Étant donné que j’ai reçu mon diagnostic à 39 ans et que le CSTN est souvent associé à une mutation des gènes BRCA, j’ai passé un test de dépistage génétique. Après une attente insoutenable de huit semaines, j’ai été avisée que je possédais une mutation génétique BRCA1. J’ai encore une fois éclaté en sanglots lorsque j’ai appris la nouvelle. Comment était-ce possible ? À l’exception du diagnostic de cancer du sein reçu deux ans auparavant par ma mère, il n’existait aucun antécédent de la maladie dans ma famille. J’ai tout de suite pensé à mes quatre filles. Je ne m’inquiétais plus uniquement pour moi, mais également pour mes enfants innocentes qui, nous le savons maintenant, ont 50 % de risque d’être elles aussi porteuses de la mutation.
Non seulement la présence d’une mutation des gènes BRCA1 confirme l’hérédité du risque, mais elle s’accompagne également d’une recommandation de passer à nouveau sous le bistouri. La tumorectomie qu’on m’avait conseillée au début n’était plus jugée suffisante. J’aurais besoin d’une mastectomie bilatérale pour me protéger d’un éventuel autre cancer du sein. On m’enlèverait donc mes deux seins, mais aussi mes ovaires et mes trompes de Fallope et, en plus, je devais subir cette opération dès que possible. Les porteuses de la mutation BRCA1 ont 45 % plus de risque de souffrir d’un cancer des ovaires et l’exérèse des ovaires et des trompes de Fallope est recommandée entre 35 et 40 ans ou lorsqu’une femme ne veut plus d’enfants.
Le diagnostic de cancer constituait déjà en soi le pire scénario. Au début de mon parcours contre le cancer, j’avais l’impression qu’au moment où les choses ne pouvaient être pires, elles le devenaient. Dès que je surmontais un obstacle, un autre apparaissait. Je désirais de bonnes nouvelles et priais pour en recevoir, mais je me retrouvais toujours dans une situation où le pire m’était annoncé. Cela a été très éprouvant pour moi. À de nombreuses reprises, j’ai perdu tout espoir et j’ai cru que j’étais condamnée. Je sais que les choses auraient pu être bien plus graves. Ma mère, qui allait bien et ne présentait aucun signe de la maladie au moment de mon diagnostic, est décédée à 62 ans alors que je subissais encore mes traitements. Je suis encore là et j’ai de très bonnes raisons d’être reconnaissante. Même si le rétablissement s’avère long, je suis une survivante et un jour, je m’épanouirai à nouveau.

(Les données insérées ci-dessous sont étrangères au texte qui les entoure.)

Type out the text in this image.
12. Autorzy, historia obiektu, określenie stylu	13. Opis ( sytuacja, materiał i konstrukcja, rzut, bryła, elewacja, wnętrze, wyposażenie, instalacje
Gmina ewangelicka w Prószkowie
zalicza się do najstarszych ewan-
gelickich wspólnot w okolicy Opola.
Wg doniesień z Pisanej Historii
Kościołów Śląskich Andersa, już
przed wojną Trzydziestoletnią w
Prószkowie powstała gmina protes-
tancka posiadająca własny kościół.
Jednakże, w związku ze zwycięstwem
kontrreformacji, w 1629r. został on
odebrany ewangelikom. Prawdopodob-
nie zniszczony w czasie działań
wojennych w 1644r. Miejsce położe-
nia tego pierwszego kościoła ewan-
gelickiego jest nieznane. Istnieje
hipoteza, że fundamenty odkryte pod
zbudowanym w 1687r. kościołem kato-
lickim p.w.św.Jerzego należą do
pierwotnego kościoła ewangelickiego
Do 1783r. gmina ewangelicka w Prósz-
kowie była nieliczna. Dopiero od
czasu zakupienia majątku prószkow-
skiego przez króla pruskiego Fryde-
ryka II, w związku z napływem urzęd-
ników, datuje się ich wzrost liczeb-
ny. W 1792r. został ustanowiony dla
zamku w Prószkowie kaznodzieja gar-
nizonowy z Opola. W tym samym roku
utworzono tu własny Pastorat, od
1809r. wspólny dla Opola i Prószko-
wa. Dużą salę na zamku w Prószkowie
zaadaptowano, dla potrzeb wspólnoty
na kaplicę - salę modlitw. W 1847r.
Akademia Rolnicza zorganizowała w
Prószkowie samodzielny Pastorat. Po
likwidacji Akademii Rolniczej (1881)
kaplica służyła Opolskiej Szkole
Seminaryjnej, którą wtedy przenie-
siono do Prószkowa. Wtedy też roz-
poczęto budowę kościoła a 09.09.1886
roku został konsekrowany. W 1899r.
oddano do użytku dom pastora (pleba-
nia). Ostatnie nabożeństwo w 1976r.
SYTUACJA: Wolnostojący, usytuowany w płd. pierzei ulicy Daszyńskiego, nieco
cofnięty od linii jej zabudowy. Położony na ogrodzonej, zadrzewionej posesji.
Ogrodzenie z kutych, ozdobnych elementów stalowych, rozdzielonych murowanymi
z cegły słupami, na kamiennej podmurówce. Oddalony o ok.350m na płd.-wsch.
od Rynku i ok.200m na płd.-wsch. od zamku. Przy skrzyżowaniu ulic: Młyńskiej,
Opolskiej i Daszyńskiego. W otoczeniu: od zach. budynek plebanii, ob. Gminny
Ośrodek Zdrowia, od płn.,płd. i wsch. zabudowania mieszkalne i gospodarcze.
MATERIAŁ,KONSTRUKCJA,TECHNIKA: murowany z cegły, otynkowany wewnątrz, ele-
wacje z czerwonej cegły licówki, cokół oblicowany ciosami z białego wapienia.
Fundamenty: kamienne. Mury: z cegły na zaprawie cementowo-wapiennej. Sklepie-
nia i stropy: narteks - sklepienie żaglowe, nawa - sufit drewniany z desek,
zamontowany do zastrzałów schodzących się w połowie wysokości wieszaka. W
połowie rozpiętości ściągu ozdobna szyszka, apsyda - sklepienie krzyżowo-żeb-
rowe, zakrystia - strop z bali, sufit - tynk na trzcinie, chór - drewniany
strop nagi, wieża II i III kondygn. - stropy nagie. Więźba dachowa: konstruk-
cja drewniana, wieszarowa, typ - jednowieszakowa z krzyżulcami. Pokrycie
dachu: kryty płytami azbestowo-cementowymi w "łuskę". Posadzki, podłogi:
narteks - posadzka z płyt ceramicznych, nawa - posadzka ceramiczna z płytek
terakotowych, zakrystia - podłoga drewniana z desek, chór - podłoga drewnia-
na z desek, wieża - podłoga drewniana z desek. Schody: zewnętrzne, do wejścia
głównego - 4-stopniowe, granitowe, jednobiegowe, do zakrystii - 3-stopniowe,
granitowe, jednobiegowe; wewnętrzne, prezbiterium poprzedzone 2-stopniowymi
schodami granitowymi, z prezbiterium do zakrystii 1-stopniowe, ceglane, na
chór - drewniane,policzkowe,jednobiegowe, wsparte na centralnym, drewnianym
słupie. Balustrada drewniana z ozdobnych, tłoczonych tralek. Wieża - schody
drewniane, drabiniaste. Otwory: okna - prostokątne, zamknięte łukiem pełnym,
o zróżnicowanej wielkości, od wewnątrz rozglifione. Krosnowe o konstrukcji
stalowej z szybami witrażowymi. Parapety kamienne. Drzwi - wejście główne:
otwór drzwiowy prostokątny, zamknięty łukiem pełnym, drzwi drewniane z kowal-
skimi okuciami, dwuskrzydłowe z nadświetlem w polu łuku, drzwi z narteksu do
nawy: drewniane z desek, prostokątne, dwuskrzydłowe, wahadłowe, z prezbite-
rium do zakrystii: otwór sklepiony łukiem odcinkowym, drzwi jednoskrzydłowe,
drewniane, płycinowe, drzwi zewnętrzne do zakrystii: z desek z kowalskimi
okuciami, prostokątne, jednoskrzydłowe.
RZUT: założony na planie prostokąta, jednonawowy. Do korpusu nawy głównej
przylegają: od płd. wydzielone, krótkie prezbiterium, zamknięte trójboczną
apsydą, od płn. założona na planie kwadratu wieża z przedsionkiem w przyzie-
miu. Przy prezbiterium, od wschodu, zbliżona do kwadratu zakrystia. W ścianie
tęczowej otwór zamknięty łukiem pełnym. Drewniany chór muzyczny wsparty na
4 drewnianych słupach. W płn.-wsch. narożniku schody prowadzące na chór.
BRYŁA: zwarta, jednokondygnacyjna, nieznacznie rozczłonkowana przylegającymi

J’ai survécu à la chimiothérapie, à la radiothérapie, à quatre opérations, à une hospitalisation de six jours en raison d’une infection postopératoire, à un essai clinique, à des scintigraphies osseuses, à des échographies, à de multiples biopsies, à des mammographies, à des examens d’IRM, à des tomodensitogrammes et à d’innombrables autres choses que je n’aurais pas réussi à imaginer avant mon cancer. J’en ai appris beaucoup sur cette maladie, mais aussi (et surtout) à propos de moi et de la valeur des relations. J’ai affronté des questions de vie ou de mort. Je sais maintenant comment surmonter le deuil et réconforter les personnes endeuillées. J’ai triomphé de ce qui m’apparaissait comme le pire des scénarios et je ne m’en porte que mieux.
Pour celles et ceux qui ont récemment reçu un diagnostic :
Ne faites pas de recherches sur Google. Vraiment. Ne succombez pas à la tentation. Cela n’a fait que susciter des craintes chez moi et presque rien de ce que j’ai lu ne s’est avéré.
N’essayez pas de deviner ou de prédire comment tout cela se terminera. C’est impossible à savoir. Ne vous inquiétez pas tant que vous n’avez pas une bonne raison de le faire.
Vivez dans le moment présent, un jour à la fois. Ce n’est pas qu’un cliché : cela aide vraiment.
Même votre pire scénario peut être surmonté. Ne lâchez pas.